Additionally, since you technically have a heterogeneous situation
(different OS versions on each node), you might want to:

- compile and install OMPI separately on each node (preferably in the
same filesystem location, though)
- compile and install your MPI app separately on each node (preferably
in the same filesystem location)

You *could* be seeing differences between libc on each node, etc.

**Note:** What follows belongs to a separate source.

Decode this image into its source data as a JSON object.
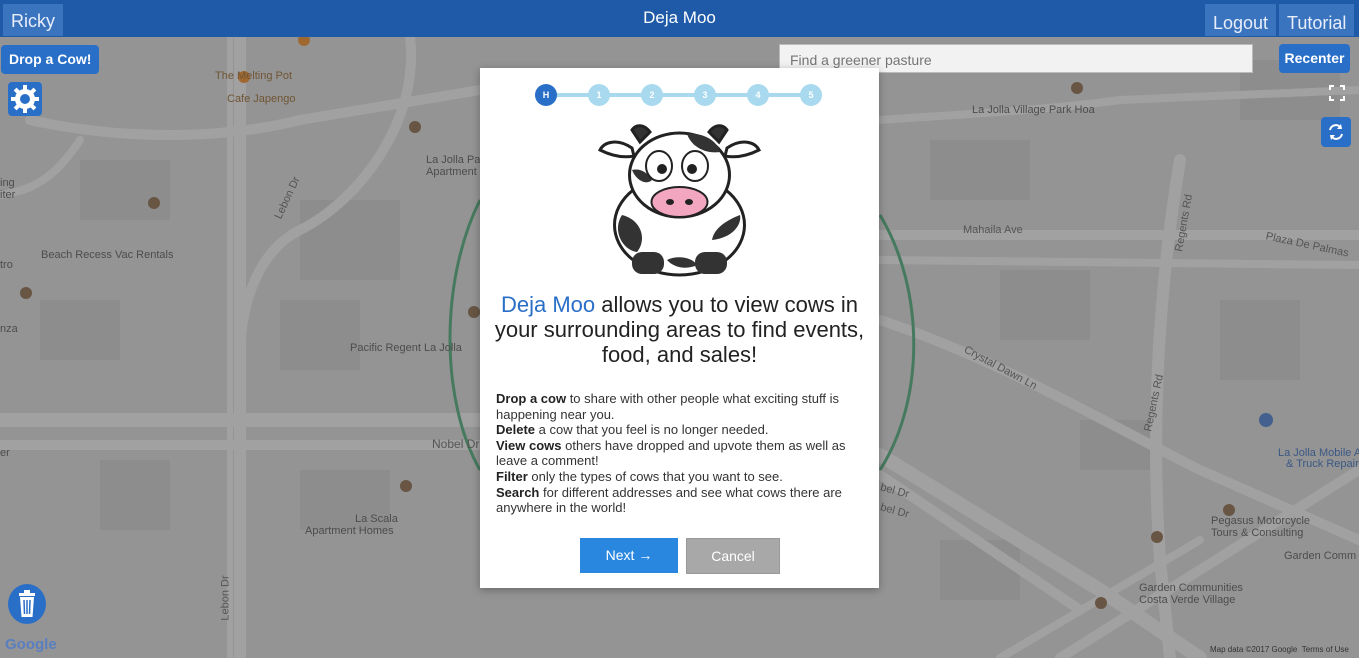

On Sep 17, 2008, at 11:52 AM, Terry Dontje wrote:

>
>> Date: Wed, 17 Sep 2008 16:23:59 +0200
>> From: "Sofia Aparicio Secanellas" <saparicio_at_[hidden]>
>> Subject: Re: [OMPI users] Problem with MPI_Send and MPI_Recv
>> To: "Open MPI Users" <users_at_[hidden]>
>> Message-ID: <0625EEFB84E04647A1930A963A8DF7E3_at_aparicio1>
>> Content-Type: text/plain; format=flowed; charset="iso-8859-1";
>> reply-type=response
>>
>> Hello Terry,
>>
>> Thank you very much for your help.
>>
>>
>>> > Sofia,
>>> >
>>> > I took your program and actually ran it successfully on my
>>> systems using > Open MPI r19400. A couple questions:
>>> >
>>> > 1. Have you tried to run the program on a single node?
>>> > mpirun -np 2 --host 10.4.5.123 --prefix /usr/local > ./
>>> PruebaSumaParalela.out
>>> >
>>>
>>
>> Yes. In this case, the program works perfectly.
>>
>>
>>> > 2. Can you try and run the code the following way and is the
>>> output > different?
>>> > mpirun -np 2 --host 10.4.5.123,edu_at_10.4.5.126 --mca
>>> mpi_preconnect_all > 1 --prefix /usr/local ./PruebaSumaParalela.out
>>> >
>>>
>>
>> The program also hangs but the output is different. In both
>> computers I get the following:
>>
>> Inicio
>> Inicio
>> totalnodes:2
>> mynode:0
>> Inicio Recv
>>
>>
> Ok, so it looks like rank 1 is not getting out of MPI_Init
>>> > 3. When the program hangs can you attach a debugger to one of
>>> the > processes and print out a stack?
>>> >
>>>
>>
>> I do not know how to do that.
>>
>>
> With Solaris, I usually do the following:
> % dbx - <pid of process>
> dbx> where
> <stack prints out>
>
>>> > 4. What version of Open MPI are you using, on what type of
>>> machine, using > which OS?
>>> >
>>>
>>
>> Openmpi-1.2.2 in both computers
>>
>> In 10.4.5.123 I have:
>> Ubuntu Linux pichurra 2.6.22-15-generic #1 SMP Tue Jun 10 09:21:34
>> UTC 2008 i686 GNU/Linux
>>
>> In edu_at_10.4.5.126 I have:
>> K-Ubuntu Linux hp1-Linux 2.6.20-16-generic #2 SMP Sun Sep 23
>> 19:50:39 UTC 2007 i686 GNU/Linux
>>
>>
> Sorry for the bonehead question but is edu_at_10.4.5.126 the actual
> machine name? Is its IP address really 10.4.5.126? Can you try
> that instead? I would guess the issue is that the tcp btl is
> somehow not matching the two nodes as being connected to each other.
>
> --td
>> Sofia
>
> _______________________________________________
> users mailing list
> users_at_[hidden]
> http://www.open-mpi.org/mailman/listinfo.cgi/users

-- 
Jeff Squyres
Cisco Systems